A Dynamic Simulation Framework for the Analysis of Battery Electric Vehicle Thermal Management Systems

Abstract

As vehicle electrification is expanding in response to more stringent emissions standards and shifting consumer preferences, extending the driving range remains critical to broadening the adoption of battery electric vehicles (BEV). This challenge can be addressed in part through more efficient operation of the thermal management system in BEVs, which has a significant influence on range and performance, especially under extreme weather conditions. This study develops a simulation framework for the analysis of a BEV thermal management systems under long-range test procedures defined by the Multi-Cycle Test (MCT). A baseline thermal management system configuration is defined to reflect those typically found in long-range BEVs, so as to provide insight into the design and performance of current systems. Parametric studies are conducted across a range of ambient conditions from 0 °C to 40 °C and drive cycles including urban/city (UDDS), highway (HFEDS), and constant speed cycles. Operating temperature setpoints for the cabin, battery, electronics, and other components are met using the standard system configuration, albeit with significant deleterious impacts on vehicle range and cycle control. At low ambient temperatures, a maximum 30% decrease in driving range is predicted. Across the parametric values investigated, the choice of cabin setpoint temperature affects the driving range on the order of ~10% across heating and cooling cases.
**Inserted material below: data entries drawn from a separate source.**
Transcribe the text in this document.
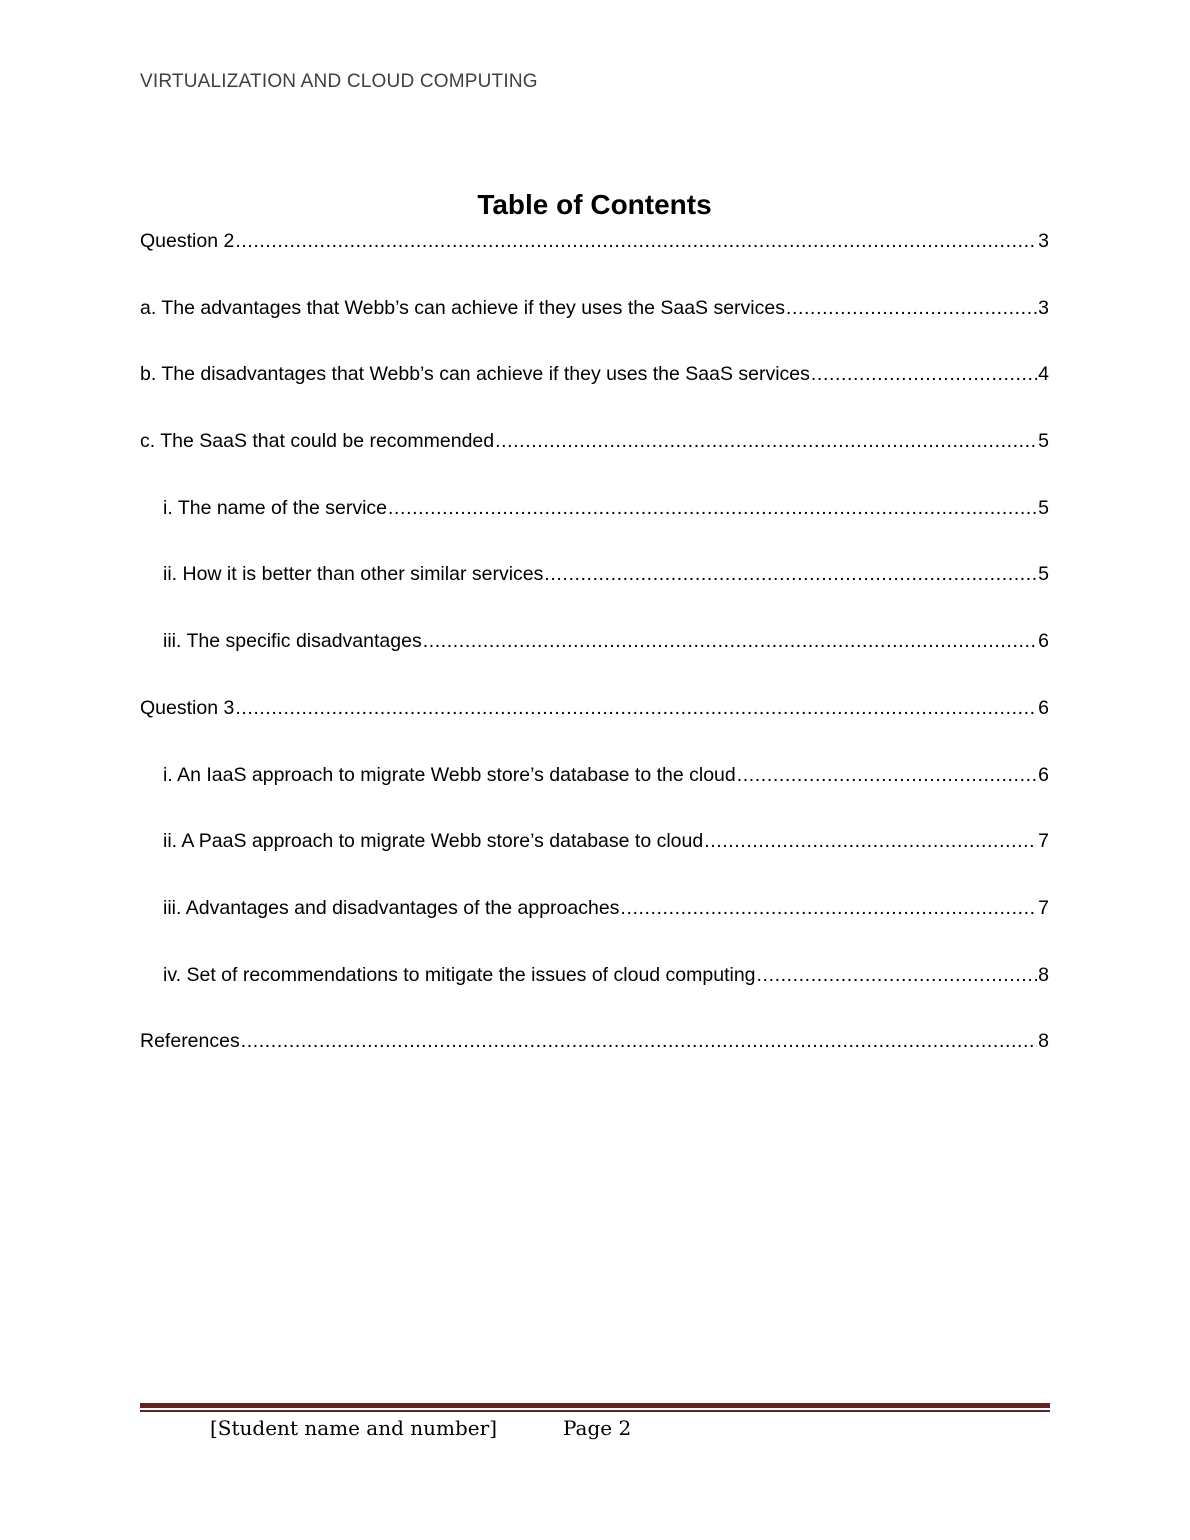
VIRTUALIZATION AND CLOUD COMPUTING
Table of Contents
Question 2 .....	3
a. The advantages that Webb’s can achieve if they uses the SaaS services .....	3
b. The disadvantages that Webb’s can achieve if they uses the SaaS services .....	4
c. The SaaS that could be recommended .....	5
i. The name of the service .....	5
ii. How it is better than other similar services .....	5
iii. The specific disadvantages .....	6
Question 3 .....	6
i. An IaaS approach to migrate Webb store’s database to the cloud .....	6
ii. A PaaS approach to migrate Webb store’s database to cloud .....	7
iii. Advantages and disadvantages of the approaches .....	7
iv. Set of recommendations to mitigate the issues of cloud computing .....	8
References .....	8
[Student name and number]	Page 2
The transient drive cycle response for representative cooling cases is presented and reveals oscillations in system behavior about the chosen setpoints; these oscillations are a direct result of the secondary loop liquid cooling architecture. As a result of the present study, perspectives on alternative system configurations that offer battery thermal management and cabin comfort as well as the integration of waste heat recovery are outlined as future work.